LightSquared was going to build an LTE network that they would wholesale out – but it was dependent on using spectrum that supposedly interferes with GPS operations, so their plan is in doubt now. One of their big customers was going to be Sprint, which unfortunately invested in WiMax for 4G, because they didn’t want to wait for LTE (they were essentially punished for trying to accelerate the adoption of technology). Sprint just backed out of that deal, as it doesn’t look like LS is going to make it happen.

realists50, I get your comparison to railroads, but it’s not entirely fair. The railroads in the US refuse to modernize, which is why they run so much slower than they do in other countries. None of them want to invest in new rails, maybe in the other countries, the government subsidizes that, but the U.S. stubbornly insists on only (seriously) subsidizing air and auto travel.

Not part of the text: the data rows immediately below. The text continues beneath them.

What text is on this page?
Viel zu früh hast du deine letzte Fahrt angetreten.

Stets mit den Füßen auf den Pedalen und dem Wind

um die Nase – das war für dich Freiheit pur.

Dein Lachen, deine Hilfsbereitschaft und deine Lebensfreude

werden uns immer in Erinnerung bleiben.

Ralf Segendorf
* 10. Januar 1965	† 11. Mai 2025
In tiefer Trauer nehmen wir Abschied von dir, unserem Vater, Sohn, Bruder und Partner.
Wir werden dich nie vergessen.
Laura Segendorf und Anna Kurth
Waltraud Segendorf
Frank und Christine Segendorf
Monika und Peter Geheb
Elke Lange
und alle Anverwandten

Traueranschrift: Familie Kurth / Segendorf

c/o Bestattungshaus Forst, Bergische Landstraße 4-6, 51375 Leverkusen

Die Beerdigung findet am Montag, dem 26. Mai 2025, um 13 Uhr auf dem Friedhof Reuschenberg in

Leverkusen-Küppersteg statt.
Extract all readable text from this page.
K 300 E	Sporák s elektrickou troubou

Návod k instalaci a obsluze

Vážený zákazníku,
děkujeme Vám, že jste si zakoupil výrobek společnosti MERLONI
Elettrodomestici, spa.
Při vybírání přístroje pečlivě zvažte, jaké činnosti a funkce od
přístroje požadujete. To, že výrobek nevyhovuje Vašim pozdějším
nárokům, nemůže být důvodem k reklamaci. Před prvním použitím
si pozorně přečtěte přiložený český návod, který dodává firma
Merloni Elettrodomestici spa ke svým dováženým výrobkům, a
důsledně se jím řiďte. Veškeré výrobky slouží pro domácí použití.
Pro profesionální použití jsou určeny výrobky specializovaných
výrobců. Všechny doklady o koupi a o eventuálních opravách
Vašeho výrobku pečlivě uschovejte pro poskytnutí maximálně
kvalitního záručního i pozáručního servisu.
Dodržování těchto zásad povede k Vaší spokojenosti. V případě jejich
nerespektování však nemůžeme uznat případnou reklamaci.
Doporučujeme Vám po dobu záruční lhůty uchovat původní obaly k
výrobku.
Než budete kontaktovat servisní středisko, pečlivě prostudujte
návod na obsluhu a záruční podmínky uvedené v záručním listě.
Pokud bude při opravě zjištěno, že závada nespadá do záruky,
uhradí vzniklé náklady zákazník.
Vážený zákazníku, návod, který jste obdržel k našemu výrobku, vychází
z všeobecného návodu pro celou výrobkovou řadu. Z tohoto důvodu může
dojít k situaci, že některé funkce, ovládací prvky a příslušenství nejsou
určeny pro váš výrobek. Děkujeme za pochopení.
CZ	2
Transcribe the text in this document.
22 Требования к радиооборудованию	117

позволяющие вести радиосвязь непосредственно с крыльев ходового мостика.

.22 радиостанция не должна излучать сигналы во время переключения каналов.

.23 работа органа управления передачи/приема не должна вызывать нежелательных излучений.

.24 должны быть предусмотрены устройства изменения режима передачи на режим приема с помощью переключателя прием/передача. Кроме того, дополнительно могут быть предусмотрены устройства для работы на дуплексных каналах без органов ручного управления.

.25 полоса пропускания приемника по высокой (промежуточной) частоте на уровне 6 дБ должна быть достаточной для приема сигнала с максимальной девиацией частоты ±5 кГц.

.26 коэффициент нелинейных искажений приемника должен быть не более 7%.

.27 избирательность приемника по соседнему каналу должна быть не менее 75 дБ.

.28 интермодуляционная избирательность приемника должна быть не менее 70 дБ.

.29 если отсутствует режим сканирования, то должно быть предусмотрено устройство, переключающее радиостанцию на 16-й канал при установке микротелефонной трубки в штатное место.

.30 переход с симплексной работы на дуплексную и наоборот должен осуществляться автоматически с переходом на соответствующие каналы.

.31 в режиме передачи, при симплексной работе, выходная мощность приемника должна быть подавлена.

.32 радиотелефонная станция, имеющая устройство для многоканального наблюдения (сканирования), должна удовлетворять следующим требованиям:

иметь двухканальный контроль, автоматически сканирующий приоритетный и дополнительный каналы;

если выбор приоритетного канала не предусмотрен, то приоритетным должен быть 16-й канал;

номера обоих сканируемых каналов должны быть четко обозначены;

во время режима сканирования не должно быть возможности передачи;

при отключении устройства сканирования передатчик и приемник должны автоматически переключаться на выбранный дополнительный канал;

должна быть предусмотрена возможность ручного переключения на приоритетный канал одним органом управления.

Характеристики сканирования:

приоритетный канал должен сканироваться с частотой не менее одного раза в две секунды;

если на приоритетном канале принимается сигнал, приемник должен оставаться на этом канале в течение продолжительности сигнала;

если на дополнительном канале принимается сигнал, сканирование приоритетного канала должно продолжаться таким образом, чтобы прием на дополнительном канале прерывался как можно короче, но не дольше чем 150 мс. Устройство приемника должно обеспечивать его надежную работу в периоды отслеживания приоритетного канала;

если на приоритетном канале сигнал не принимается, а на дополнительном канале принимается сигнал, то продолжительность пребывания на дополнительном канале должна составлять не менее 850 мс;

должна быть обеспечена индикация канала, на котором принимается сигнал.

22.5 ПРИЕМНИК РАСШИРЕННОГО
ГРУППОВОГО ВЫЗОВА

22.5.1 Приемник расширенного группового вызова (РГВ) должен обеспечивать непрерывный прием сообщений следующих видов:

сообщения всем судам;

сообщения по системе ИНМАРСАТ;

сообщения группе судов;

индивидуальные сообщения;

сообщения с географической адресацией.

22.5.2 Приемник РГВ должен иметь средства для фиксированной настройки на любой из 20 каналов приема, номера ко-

By: realist50 Tue, 20 Mar 2012 17:51:08 +0000 TFF and KenG, I view return on equity as a good metric in analyzing a capital-intensive business. Verizon’s trailing ROE is 11.8% – decent but far from exciting. AT&T’s trailing ROE is 3.8%, which is anemic but depressed by the 1-time charges from break-up fees on the T-Mobile deal. The analyst consensus forward EPS implies an ROE of about 14%, which I’d also put in the range of OK but not too exciting.

To compare both of them to a company in a different capital-intensive industry, Union Pacific’s ROE is 18%. Recall that upon purchasing Burlington Northern, Buffett described the railroad business as a good business but not a great business, due to capital requirements. Railroads are also less vulnerable to technology changes than mobile telecom.